Под усиленной охраной немцев и шуцманов доставили в Саласпилс. Нас было примерно 600 человек. Саласпилсский лагерь военнопленных находился с правой стороны дороги, если ехать из Риги, там, где стояли бывшие казармы латвийской армии, но они тогда ещё были пустые. Никого в них пока не было. По просёлку нас вначале отвели в старый парк, где на ветру шумели деревья, многие почему-то с белыми стволами, без коры… На том участке всё было огорожено проволокой и не было ни одного здания. Там теперь памятник стоит замученным военнопленным, часовню построили. Нас когда подвели к этой проволоке, мы смотрим, а там уже кучи мертвецов лежат, на земле брошены. Пленные прямо норы себе рыли, листьями сверху их накрывали, сучьями, мусором всяким. Они уже даже на людей не были похожи! Страшное дело... Все деревья, вся кора на человеческий рост обгрызена. Это был октябрь месяц, холодно, дожди шли. Те, кто там за колючей проволокой находился, ни один живой не вышел. Умирали они тысячами. Кучами лежали, кучами, нас как подвели… Жутко вспомнить. Все-все погибли...

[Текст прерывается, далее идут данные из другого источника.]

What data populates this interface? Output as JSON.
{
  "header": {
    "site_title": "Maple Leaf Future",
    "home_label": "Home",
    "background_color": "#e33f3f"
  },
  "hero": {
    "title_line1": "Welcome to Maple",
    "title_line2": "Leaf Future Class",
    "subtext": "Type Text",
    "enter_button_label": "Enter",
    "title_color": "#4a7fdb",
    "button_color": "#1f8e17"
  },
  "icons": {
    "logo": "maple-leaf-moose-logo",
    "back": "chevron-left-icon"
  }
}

Советские военнопленные в Саласпилсе (Stammlager 350/Z), осень 1941 г.
Их хоронили вокруг, где попало. Там дома теперь понастроены, так стоят они на костях ребят наших. Мы на этот ужас глядим, шепчемся, дескать, ночью всё разбомбим, проволоку эту, что там… Силы-то ещё были. Но вот пришёл переводчик и на таком ломаном языке (кто он там был, чех, или поляк) и говорит: «Вы не смотрите на это место. Вас не поведут туда, там поселят, в те здания». И показал за дорогу.
Когда пришёл офицер, чин большой, поставили нас всех на колени. И держали так несколько часов. Сразу ломали. Стоя на коленях, я заметил, что костлявая лошадка везёт телегу с бочкой. Остановилась недалеко от нас. Вокруг моментально стали собираться люди. Оборванные, грязные, обросшие, некоторые даже босиком. Они вылезали из-под земли. Люди так здесь жили, правильней сказать -- умирали в тех норах. Это были те, кто попал в плен летом. Их согнали сюда под открытое небо. Спасаясь от холода и дождей, зарывались в землю, от го­лода обгрызали стволы старых лип на высоту человеческого роста.
Костлявая лошадка привезла военнопленным обед. Каждый получал черпак гнилой зловонной баланды. Потом к нам снова подошли гитлеровцы.
-- Встать! -- заорал фельдфебель. Онемели ноги, мы с трудом могли стоять.
-- Коммунисты и евреи -- два шага вперёд, марш! -- повторил переводчик команду офицера.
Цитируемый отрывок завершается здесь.